In case you missed it, a while back two black holes collided and created ripples in the fabric of space–time known as gravity waves. Because “a while back” is about 1.3 billion years ago, it’s understandable if it slipped your mind. (Gravity waves are similar to the water waves made by a drunk spring breaker when he does cannonballs off the balcony into the motel swimming pool―unless he misses the pool. Then regular gravity comes into play.)

Meanwhile, here on Earth 1.3 billion years ago, multicellular organisms were just getting a foothold on the planet so naturally the black hole collision didn’t get much attention. Fast-forward to the year 1916 when a really smart multicellular organism named Albert Einstein theorized the existence of gravity waves. (If your last name is Einstein, that’s the sort of thing you have to do.)

Now, fast-forward to the year 2016. Scientists at a place called the Advanced Laser Interferometer Gravitational-Wave Observatory (LIGO) announced that they had detected gravity waves from the aforementioned collision, thus proving Einstein right again. Big surprise, that.

Physicists around the world hailed gravity wave detection as a major discovery, and insisted that it was certainly worth the cost―about $1.1 billion over the 40-year life of the project.

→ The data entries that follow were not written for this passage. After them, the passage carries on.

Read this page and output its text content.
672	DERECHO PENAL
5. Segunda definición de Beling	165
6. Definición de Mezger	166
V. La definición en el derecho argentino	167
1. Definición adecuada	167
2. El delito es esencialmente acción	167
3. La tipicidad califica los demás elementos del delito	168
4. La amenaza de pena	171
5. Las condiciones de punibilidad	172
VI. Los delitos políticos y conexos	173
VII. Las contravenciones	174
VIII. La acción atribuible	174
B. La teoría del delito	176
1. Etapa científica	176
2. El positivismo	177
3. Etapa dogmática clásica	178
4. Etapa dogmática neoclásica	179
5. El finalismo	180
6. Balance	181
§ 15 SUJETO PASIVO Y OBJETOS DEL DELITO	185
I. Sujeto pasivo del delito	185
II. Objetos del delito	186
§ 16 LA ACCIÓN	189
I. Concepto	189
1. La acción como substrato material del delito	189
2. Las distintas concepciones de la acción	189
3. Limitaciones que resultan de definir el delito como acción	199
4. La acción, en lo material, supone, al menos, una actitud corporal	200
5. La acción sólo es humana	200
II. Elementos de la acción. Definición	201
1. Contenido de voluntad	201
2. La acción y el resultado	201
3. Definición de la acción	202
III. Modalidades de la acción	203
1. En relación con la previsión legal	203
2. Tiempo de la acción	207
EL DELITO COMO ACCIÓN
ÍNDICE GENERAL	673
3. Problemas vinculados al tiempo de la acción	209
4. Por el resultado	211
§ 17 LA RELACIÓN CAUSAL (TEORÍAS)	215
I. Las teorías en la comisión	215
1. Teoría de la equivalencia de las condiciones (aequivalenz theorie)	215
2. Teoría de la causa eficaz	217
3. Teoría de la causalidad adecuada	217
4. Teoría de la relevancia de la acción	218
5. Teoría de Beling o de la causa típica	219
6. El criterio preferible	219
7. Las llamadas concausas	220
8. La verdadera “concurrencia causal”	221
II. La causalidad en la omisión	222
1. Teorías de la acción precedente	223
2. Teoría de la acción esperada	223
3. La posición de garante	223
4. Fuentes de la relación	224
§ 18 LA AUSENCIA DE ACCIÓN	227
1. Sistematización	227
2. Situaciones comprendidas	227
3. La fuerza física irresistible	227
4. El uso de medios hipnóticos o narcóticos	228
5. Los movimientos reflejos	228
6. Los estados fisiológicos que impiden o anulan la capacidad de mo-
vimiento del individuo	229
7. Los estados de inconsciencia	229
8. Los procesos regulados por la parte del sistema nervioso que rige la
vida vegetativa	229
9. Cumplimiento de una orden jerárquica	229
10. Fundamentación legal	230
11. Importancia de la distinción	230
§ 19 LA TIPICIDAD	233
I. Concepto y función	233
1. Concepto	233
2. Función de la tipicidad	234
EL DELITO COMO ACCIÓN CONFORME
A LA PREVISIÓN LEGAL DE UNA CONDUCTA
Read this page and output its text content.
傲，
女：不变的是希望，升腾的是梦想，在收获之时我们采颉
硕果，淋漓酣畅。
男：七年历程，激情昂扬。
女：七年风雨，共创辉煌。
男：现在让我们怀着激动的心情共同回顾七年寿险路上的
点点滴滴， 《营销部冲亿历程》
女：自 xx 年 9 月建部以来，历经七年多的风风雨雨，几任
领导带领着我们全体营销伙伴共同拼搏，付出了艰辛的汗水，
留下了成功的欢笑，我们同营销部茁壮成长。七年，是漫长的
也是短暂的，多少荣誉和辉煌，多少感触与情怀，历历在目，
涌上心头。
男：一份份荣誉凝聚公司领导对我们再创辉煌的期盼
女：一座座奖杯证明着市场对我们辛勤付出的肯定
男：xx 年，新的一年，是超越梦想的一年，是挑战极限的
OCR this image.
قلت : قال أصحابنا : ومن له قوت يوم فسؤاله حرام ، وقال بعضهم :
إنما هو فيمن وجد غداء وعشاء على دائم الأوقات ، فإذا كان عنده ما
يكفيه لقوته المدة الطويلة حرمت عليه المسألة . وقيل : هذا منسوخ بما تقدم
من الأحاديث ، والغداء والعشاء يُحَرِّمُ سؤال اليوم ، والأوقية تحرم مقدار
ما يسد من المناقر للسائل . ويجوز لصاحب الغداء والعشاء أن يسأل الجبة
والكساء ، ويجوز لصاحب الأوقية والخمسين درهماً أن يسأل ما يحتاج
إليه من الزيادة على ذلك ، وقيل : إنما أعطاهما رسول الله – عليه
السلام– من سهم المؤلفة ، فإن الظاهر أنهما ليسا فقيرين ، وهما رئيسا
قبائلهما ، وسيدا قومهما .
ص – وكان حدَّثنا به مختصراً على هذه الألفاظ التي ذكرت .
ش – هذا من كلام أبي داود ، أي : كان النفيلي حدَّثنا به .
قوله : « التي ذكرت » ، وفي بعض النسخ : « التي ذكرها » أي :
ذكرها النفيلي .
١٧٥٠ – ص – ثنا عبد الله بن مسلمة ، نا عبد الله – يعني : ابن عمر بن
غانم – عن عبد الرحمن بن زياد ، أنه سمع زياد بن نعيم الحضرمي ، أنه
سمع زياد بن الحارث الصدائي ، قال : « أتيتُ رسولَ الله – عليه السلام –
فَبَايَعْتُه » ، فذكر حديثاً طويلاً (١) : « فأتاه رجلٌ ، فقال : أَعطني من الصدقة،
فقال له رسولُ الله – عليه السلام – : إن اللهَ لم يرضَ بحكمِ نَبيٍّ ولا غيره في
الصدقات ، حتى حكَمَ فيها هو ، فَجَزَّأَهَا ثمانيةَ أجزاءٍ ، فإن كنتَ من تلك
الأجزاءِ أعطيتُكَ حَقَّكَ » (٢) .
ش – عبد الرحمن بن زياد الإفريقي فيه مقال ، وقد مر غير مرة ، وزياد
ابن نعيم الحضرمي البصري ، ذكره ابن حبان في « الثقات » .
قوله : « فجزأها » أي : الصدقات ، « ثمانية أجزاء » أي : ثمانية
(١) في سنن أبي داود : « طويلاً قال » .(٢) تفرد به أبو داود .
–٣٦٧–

Considering that the US government currently spends that much in less than three hours, it seems like a bargain.

“And what exactly did we taxpayers get for our money?” you might ask. We got a cosmic “chirp,” which is what the LIGO scientists called the audio rendition of the gravity waves. The chirp lasted for only a fraction of a second, but was enough to convince the scientists that they’d found what they were looking for.

You can listen to it here at two different frequencies:, although to me it sounds more like heavy breathing than chirping.

I know it seems like we didn’t get much from an expenditure of over a billion dollars, but if you replay it 20 times as I did, it comes out to about $50 million per chirp. That’s not bad for a government-funded project.